Intelsat’s Intelsat 901 satellite has been returned to service after docking with Northrop Grumman’s Mission Extension Vehicle (MEV-1) in the first time that two commercial spacecraft docked in geostationary orbit, giving the old satellite a new lease on life.
Northrop Grumman, which produced the MEV-1 together with SpaceLogistics, said the MEV-1 docked on 25 February. Since then, the MEV-1 has assumed navigation of the combined spacecraft stack, and relocating IS-901 to its new orbital location. Intelsat then transitioned roughly 30 of its commercial and government customers to the satellite on 2 April.
Intelsat views life-extension services, like MEV technology, as a cost-effective and efficient way to minimize service disruptions, enhance the overall flexibility of its satellite fleet and better support the evolving needs of its customers, Northrop Grumman said.
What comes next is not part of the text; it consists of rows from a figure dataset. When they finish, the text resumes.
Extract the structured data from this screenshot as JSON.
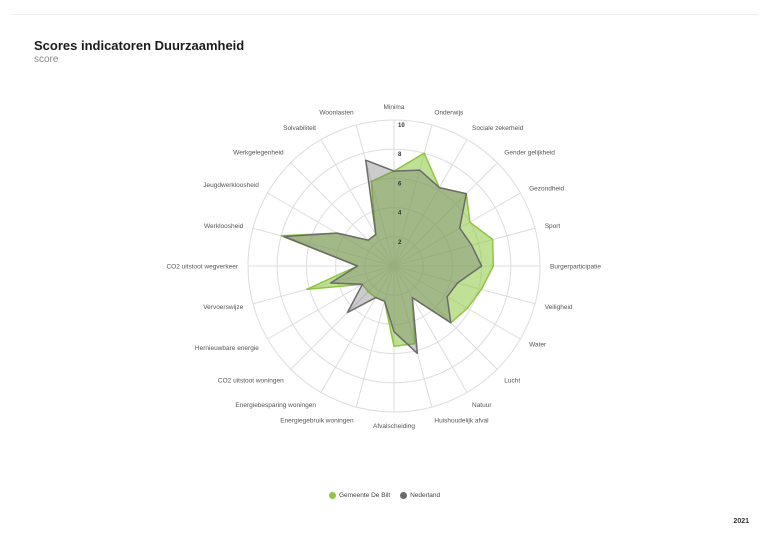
{
  "header": {
    "title": "Scores indicatoren Duurzaamheid",
    "subtitle": "score",
    "year": "2021"
  },
  "colors": {
    "series_1": "#8dc63f",
    "series_2": "#6b6b6b",
    "grid": "#dddddd"
  },
  "chart_data": {
    "type": "radar",
    "title": "Scores indicatoren Duurzaamheid",
    "subtitle": "score",
    "rlim": [
      0,
      10
    ],
    "ticks": [
      "2",
      "4",
      "6",
      "8",
      "10"
    ],
    "categories": [
      "Minima",
      "Onderwijs",
      "Sociale zekerheid",
      "Gender gelijkheid",
      "Gezondheid",
      "Sport",
      "Burgerparticipatie",
      "Veiligheid",
      "Water",
      "Lucht",
      "Natuur",
      "Huishoudelijk afval",
      "Afvalscheiding",
      "Energiegebruik woningen",
      "Energiebesparing woningen",
      "CO2 uitstoot woningen",
      "Hernieuwbare energie",
      "Vervoerswijze",
      "CO2 uitstoot wegverkeer",
      "Werkloosheid",
      "Jeugdwerkloosheid",
      "Werkgelegenheid",
      "Solvabiliteit",
      "Woonlasten"
    ],
    "series": [
      {
        "name": "Gemeente De Bilt",
        "values": [
          6.5,
          8.0,
          6.2,
          7.0,
          6.0,
          7.0,
          6.8,
          6.2,
          5.8,
          5.5,
          2.5,
          5.5,
          5.5,
          2.5,
          2.5,
          2.5,
          2.5,
          6.2,
          2.5,
          8.0,
          4.5,
          2.5,
          2.5,
          6.0
        ]
      },
      {
        "name": "Nederland",
        "values": [
          6.5,
          6.8,
          6.2,
          7.0,
          5.2,
          5.5,
          6.0,
          4.5,
          4.2,
          5.5,
          2.5,
          6.2,
          4.5,
          2.5,
          2.5,
          4.5,
          2.5,
          4.5,
          2.5,
          7.8,
          4.5,
          2.5,
          2.5,
          7.5
        ]
      }
    ],
    "grid": true,
    "legend_position": "bottom"
  }
}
“Intelsat is proud to have pioneered this innovative first with Northrop Grumman,” said Intelsat Chief Services Officer Mike DeMarco.
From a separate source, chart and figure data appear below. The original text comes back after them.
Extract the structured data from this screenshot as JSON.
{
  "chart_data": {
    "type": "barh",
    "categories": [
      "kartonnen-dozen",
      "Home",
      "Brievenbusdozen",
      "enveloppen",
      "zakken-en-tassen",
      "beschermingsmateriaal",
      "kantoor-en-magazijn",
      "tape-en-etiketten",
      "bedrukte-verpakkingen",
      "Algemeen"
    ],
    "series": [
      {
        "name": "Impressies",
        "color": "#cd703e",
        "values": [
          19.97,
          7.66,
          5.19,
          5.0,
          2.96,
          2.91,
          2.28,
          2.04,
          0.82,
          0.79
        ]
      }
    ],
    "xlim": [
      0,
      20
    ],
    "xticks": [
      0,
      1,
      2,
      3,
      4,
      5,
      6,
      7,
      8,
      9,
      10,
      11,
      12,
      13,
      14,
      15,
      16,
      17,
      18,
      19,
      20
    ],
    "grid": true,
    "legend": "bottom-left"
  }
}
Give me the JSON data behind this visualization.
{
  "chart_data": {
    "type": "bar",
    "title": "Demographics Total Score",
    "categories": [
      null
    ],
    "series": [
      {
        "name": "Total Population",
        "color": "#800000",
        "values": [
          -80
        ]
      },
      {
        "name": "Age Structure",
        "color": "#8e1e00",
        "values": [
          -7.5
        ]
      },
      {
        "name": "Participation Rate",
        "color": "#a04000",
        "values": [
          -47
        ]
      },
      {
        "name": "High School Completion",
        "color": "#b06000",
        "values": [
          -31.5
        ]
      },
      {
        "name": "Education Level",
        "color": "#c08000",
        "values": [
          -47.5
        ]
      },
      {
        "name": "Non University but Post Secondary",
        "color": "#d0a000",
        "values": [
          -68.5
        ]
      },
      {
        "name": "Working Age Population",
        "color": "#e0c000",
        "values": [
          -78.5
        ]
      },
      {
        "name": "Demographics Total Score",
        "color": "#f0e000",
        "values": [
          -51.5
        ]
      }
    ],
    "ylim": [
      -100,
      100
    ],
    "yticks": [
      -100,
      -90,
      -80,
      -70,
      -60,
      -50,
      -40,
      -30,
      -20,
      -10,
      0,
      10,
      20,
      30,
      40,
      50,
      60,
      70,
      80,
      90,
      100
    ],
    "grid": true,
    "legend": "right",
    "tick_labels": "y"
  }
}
“This historic event, highlighted by the first in-orbit rendezvous and docking of two commercial satellites and the subsequent repositioning of the two-spacecraft stack, demonstrates the business value that MEV offers to customers,” said Tom Wilson, vice president, Northrop Grumman Space Systems and president, SpaceLogistics. “Now that MEV-1 has successfully delivered on its mission to place the Intelsat 901 satellite back into operational service, we will continue to pioneer the future of on-orbit servicing through our multi-year technology roadmap leading to additional services such as inspection, assembly and repair.”
Under the terms of the contract, Northrop Grumman and SpaceLogistics will provide five years of life extension services to IS-901 before returning the spacecraft to a final decommissioned orbit. MEV-1 will then be available to provide additional mission extension services for new clients including orbit raising, inclination corrections and inspections. Intelsat has already also contracted with Northrop Grumman for a second MEV (MEV-2) to service Intelsat 1002 satellite later this year.
The historic docking promises to limit ‘space junk’ or orbital debris by keeping older satellites active.